Real wages in Switzerland fell last year by more than half a per cent, despite strong economic growth and falling unemployment. The fall comes against a backdrop of record low unemployment and strong economic growth.This content was published on May 18, 2000 - 18:24
The latest figures from the Federal Statistics Office suggest that 1999 was a bad year for Swiss wage earners.
Real earnings declined by 0.6 per cent, while nominal income - wages that have not been adjusted to take account of inflation - was virtually stagnant, compared to rises of 0.5 per cent in 1997, and 0.8 per cent in 1998, when inflation was virtually zero.
Throughout the 1990s, real incomes in Switzerland declined in four years out of the ten, but these falls mostly came in the first half of the decade when the country was in recession.

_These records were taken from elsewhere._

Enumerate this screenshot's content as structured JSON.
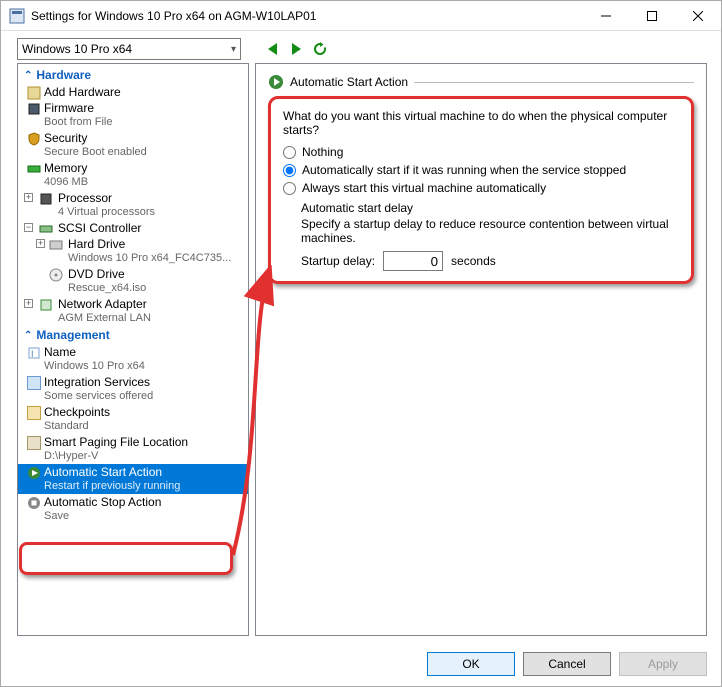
{
  "window": {
    "title": "Settings for Windows 10 Pro x64 on AGM-W10LAP01"
  },
  "toolbar": {
    "vm_selector": "Windows 10 Pro x64"
  },
  "tree": {
    "hardware_header": "Hardware",
    "management_header": "Management",
    "add_hardware": "Add Hardware",
    "firmware": {
      "label": "Firmware",
      "sub": "Boot from File"
    },
    "security": {
      "label": "Security",
      "sub": "Secure Boot enabled"
    },
    "memory": {
      "label": "Memory",
      "sub": "4096 MB"
    },
    "processor": {
      "label": "Processor",
      "sub": "4 Virtual processors"
    },
    "scsi": {
      "label": "SCSI Controller"
    },
    "hard_drive": {
      "label": "Hard Drive",
      "sub": "Windows 10 Pro x64_FC4C735..."
    },
    "dvd": {
      "label": "DVD Drive",
      "sub": "Rescue_x64.iso"
    },
    "netadapter": {
      "label": "Network Adapter",
      "sub": "AGM External LAN"
    },
    "name": {
      "label": "Name",
      "sub": "Windows 10 Pro x64"
    },
    "integration": {
      "label": "Integration Services",
      "sub": "Some services offered"
    },
    "checkpoints": {
      "label": "Checkpoints",
      "sub": "Standard"
    },
    "paging": {
      "label": "Smart Paging File Location",
      "sub": "D:\\Hyper-V"
    },
    "autostart": {
      "label": "Automatic Start Action",
      "sub": "Restart if previously running"
    },
    "autostop": {
      "label": "Automatic Stop Action",
      "sub": "Save"
    }
  },
  "content": {
    "group_title": "Automatic Start Action",
    "question": "What do you want this virtual machine to do when the physical computer starts?",
    "opt_nothing": "Nothing",
    "opt_auto_if_running": "Automatically start if it was running when the service stopped",
    "opt_always": "Always start this virtual machine automatically",
    "selected_option": "auto_if_running",
    "delay_title": "Automatic start delay",
    "delay_desc": "Specify a startup delay to reduce resource contention between virtual machines.",
    "delay_label": "Startup delay:",
    "delay_value": "0",
    "delay_unit": "seconds"
  },
  "buttons": {
    "ok": "OK",
    "cancel": "Cancel",
    "apply": "Apply"
  }
}
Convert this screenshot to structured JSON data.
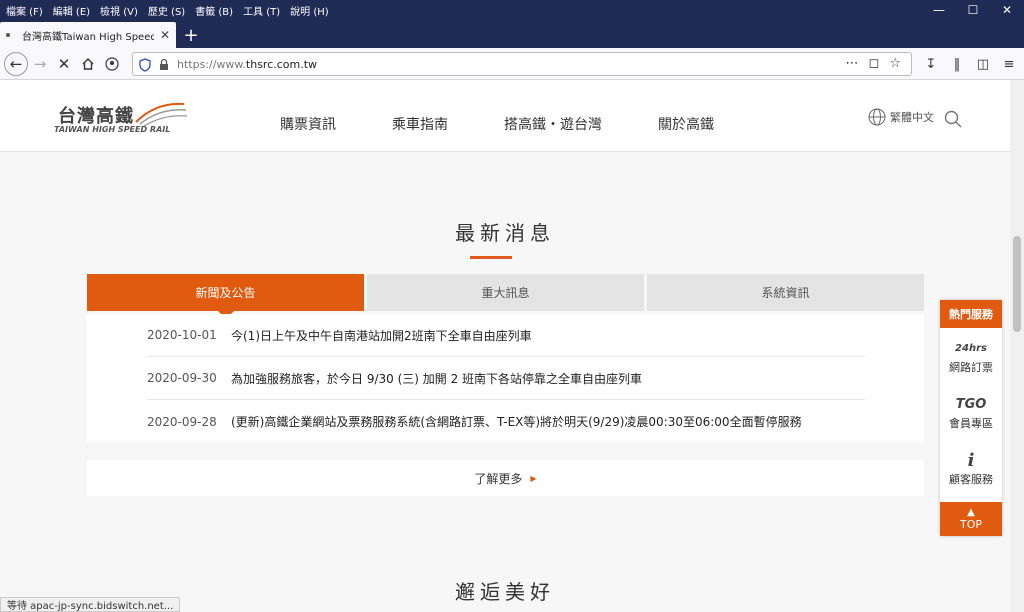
{
  "browser": {
    "menu": [
      "檔案 (F)",
      "編輯 (E)",
      "檢視 (V)",
      "歷史 (S)",
      "書籤 (B)",
      "工具 (T)",
      "說明 (H)"
    ],
    "tab_title": "台灣高鐵Taiwan High Speed R",
    "url_protocol": "https://www.",
    "url_host": "thsrc.com.tw",
    "status": "等待 apac-jp-sync.bidswitch.net..."
  },
  "header": {
    "logo_zh": "台灣高鐵",
    "logo_en": "TAIWAN HIGH SPEED RAIL",
    "nav": [
      "購票資訊",
      "乘車指南",
      "搭高鐵・遊台灣",
      "關於高鐵"
    ],
    "lang": "繁體中文"
  },
  "news": {
    "title": "最新消息",
    "tabs": [
      "新聞及公告",
      "重大訊息",
      "系統資訊"
    ],
    "items": [
      {
        "date": "2020-10-01",
        "text": "今(1)日上午及中午自南港站加開2班南下全車自由座列車"
      },
      {
        "date": "2020-09-30",
        "text": "為加強服務旅客，於今日 9/30 (三) 加開 2 班南下各站停靠之全車自由座列車"
      },
      {
        "date": "2020-09-28",
        "text": "(更新)高鐵企業網站及票務服務系統(含網路訂票、T-EX等)將於明天(9/29)凌晨00:30至06:00全面暫停服務"
      }
    ],
    "more": "了解更多"
  },
  "next_section": {
    "title": "邂逅美好"
  },
  "hot": {
    "title": "熱門服務",
    "items": [
      {
        "icon": "24hrs",
        "label": "網路訂票"
      },
      {
        "icon": "TGO",
        "label": "會員專區"
      },
      {
        "icon": "i",
        "label": "顧客服務"
      }
    ],
    "top": "TOP"
  },
  "colors": {
    "accent": "#e05a10",
    "titlebar": "#1f2a55"
  }
}
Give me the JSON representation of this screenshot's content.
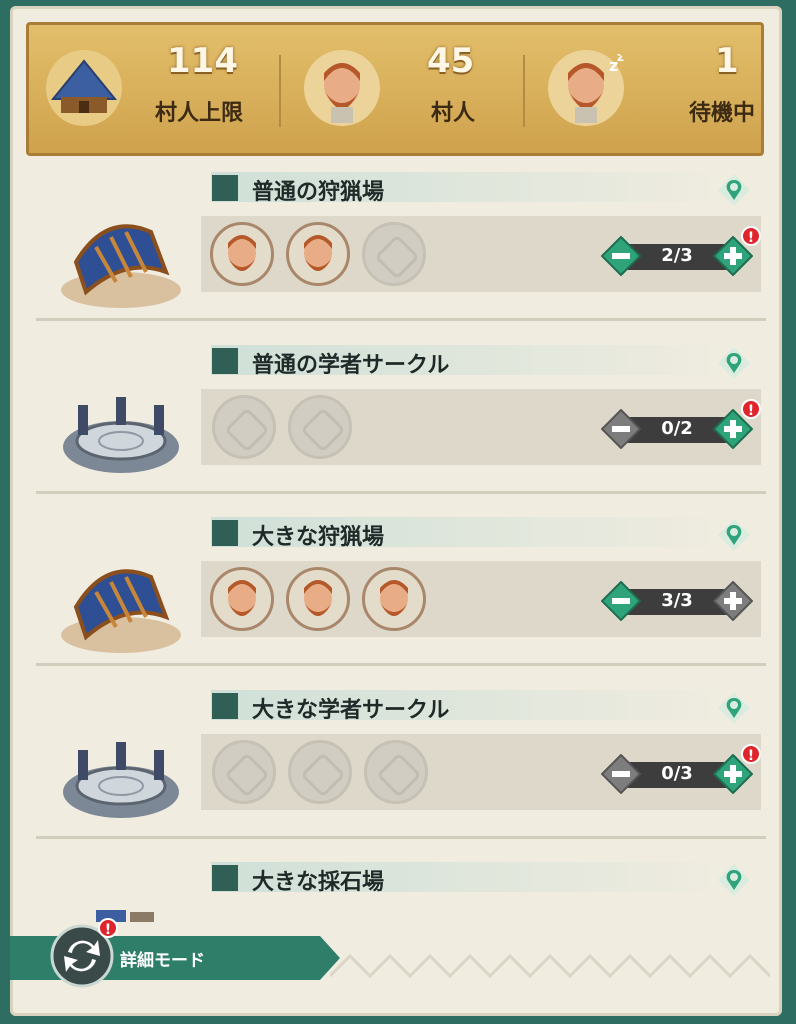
{
  "header": {
    "capacity": {
      "value": "114",
      "label": "村人上限"
    },
    "villagers": {
      "value": "45",
      "label": "村人"
    },
    "idle": {
      "value": "1",
      "label": "待機中"
    }
  },
  "sections": [
    {
      "title": "普通の狩猟場",
      "count": "2/3",
      "filled": 2,
      "slots": 3,
      "minus_active": true,
      "plus_active": true,
      "alert": true,
      "building": "hunting-lodge"
    },
    {
      "title": "普通の学者サークル",
      "count": "0/2",
      "filled": 0,
      "slots": 2,
      "minus_active": false,
      "plus_active": true,
      "alert": true,
      "building": "scholar-circle"
    },
    {
      "title": "大きな狩猟場",
      "count": "3/3",
      "filled": 3,
      "slots": 3,
      "minus_active": true,
      "plus_active": false,
      "alert": false,
      "building": "hunting-lodge"
    },
    {
      "title": "大きな学者サークル",
      "count": "0/3",
      "filled": 0,
      "slots": 3,
      "minus_active": false,
      "plus_active": true,
      "alert": true,
      "building": "scholar-circle"
    },
    {
      "title": "大きな採石場",
      "building": "quarry"
    }
  ],
  "footer": {
    "label": "詳細モード",
    "alert": "!"
  },
  "badge_text": "!",
  "colors": {
    "accent_green": "#2fa37a",
    "gold": "#d9b05a",
    "inactive": "#7d7d7d"
  }
}
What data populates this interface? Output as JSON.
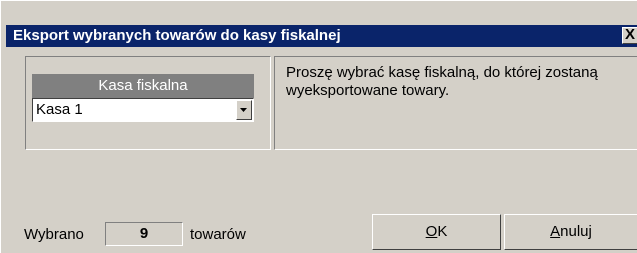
{
  "window": {
    "title": "Eksport wybranych towarów do kasy fiskalnej",
    "close_label": "X"
  },
  "kasa": {
    "header": "Kasa fiskalna",
    "selected": "Kasa 1"
  },
  "info": {
    "text": "Proszę wybrać kasę fiskalną, do której zostaną wyeksportowane towary."
  },
  "footer": {
    "wybrano_label": "Wybrano",
    "count": "9",
    "towarow_label": "towarów"
  },
  "buttons": {
    "ok_mnemonic": "O",
    "ok_rest": "K",
    "cancel_mnemonic": "A",
    "cancel_rest": "nuluj"
  },
  "colors": {
    "titlebar": "#0a246a",
    "face": "#d4d0c8",
    "header_gray": "#808080"
  },
  "icons": {
    "close": "close-icon",
    "dropdown": "chevron-down-icon"
  }
}
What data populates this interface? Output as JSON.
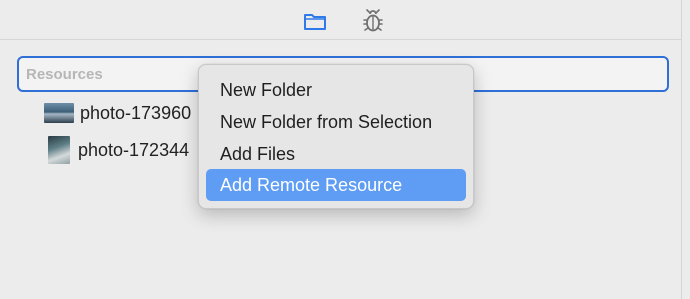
{
  "toolbar": {
    "icons": [
      "folder-icon",
      "bug-icon"
    ],
    "accent": "#2f6fd6"
  },
  "filter": {
    "header": "Resources"
  },
  "resources": [
    {
      "label": "photo-173960",
      "icon": "image-thumbnail"
    },
    {
      "label": "photo-172344",
      "icon": "image-thumbnail"
    }
  ],
  "context_menu": {
    "items": [
      {
        "label": "New Folder"
      },
      {
        "label": "New Folder from Selection"
      },
      {
        "label": "Add Files"
      },
      {
        "label": "Add Remote Resource",
        "highlighted": true
      }
    ],
    "highlight_color": "#5e9df3"
  }
}
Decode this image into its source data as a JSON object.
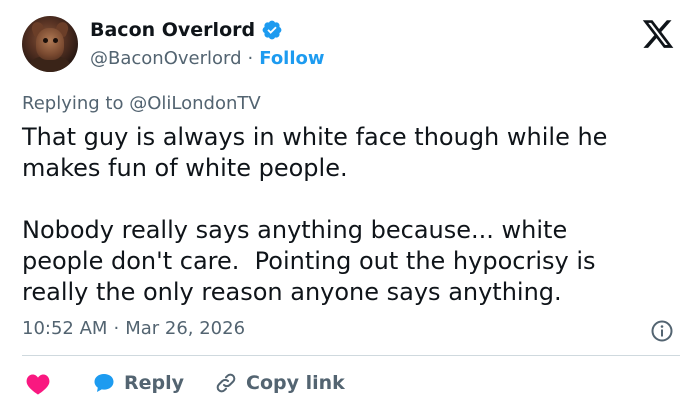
{
  "author": {
    "display_name": "Bacon Overlord",
    "handle": "@BaconOverlord",
    "separator": "·",
    "follow_label": "Follow",
    "verified": true
  },
  "tweet": {
    "replying_prefix": "Replying to",
    "replying_handle": "@OliLondonTV",
    "text": "That guy is always in white face though while he\nmakes fun of white people.\n\nNobody really says anything because... white\npeople don't care.  Pointing out the hypocrisy is\nreally the only reason anyone says anything.",
    "time": "10:52 AM",
    "time_separator": "·",
    "date": "Mar 26, 2026"
  },
  "actions": {
    "reply_label": "Reply",
    "copy_link_label": "Copy link"
  },
  "icons": {
    "platform_logo": "x-logo-icon",
    "verified": "verified-badge-icon",
    "info": "info-icon",
    "like": "heart-icon",
    "reply": "speech-bubble-icon",
    "copy": "link-icon"
  },
  "colors": {
    "accent": "#1d9bf0",
    "heart": "#f91880",
    "text": "#0f1419",
    "muted": "#536471",
    "divider": "#cfd9de"
  }
}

This latest drop in wages comes against a backdrop of record low unemployment and strong economic growth. This suggests that workers in Switzerland are coming under the same pressure as their counterparts in many other industrialised nations, where the link between wage levels and employment no longer applies.
Between 1998 and 1999, workers in Switzerland's services sector saw their nominal incomes rise by an average of 0.4 per cent. This was offset by a smaller rise in the industrial and agricultural sectors of just 0.1 per cent.
The fall in wages also did not apply uniformly across the sectors. In banking and information technology, wages rose by between 1.5 and two per cent, while builders and public sector workers saw declines of 0.7 per cent.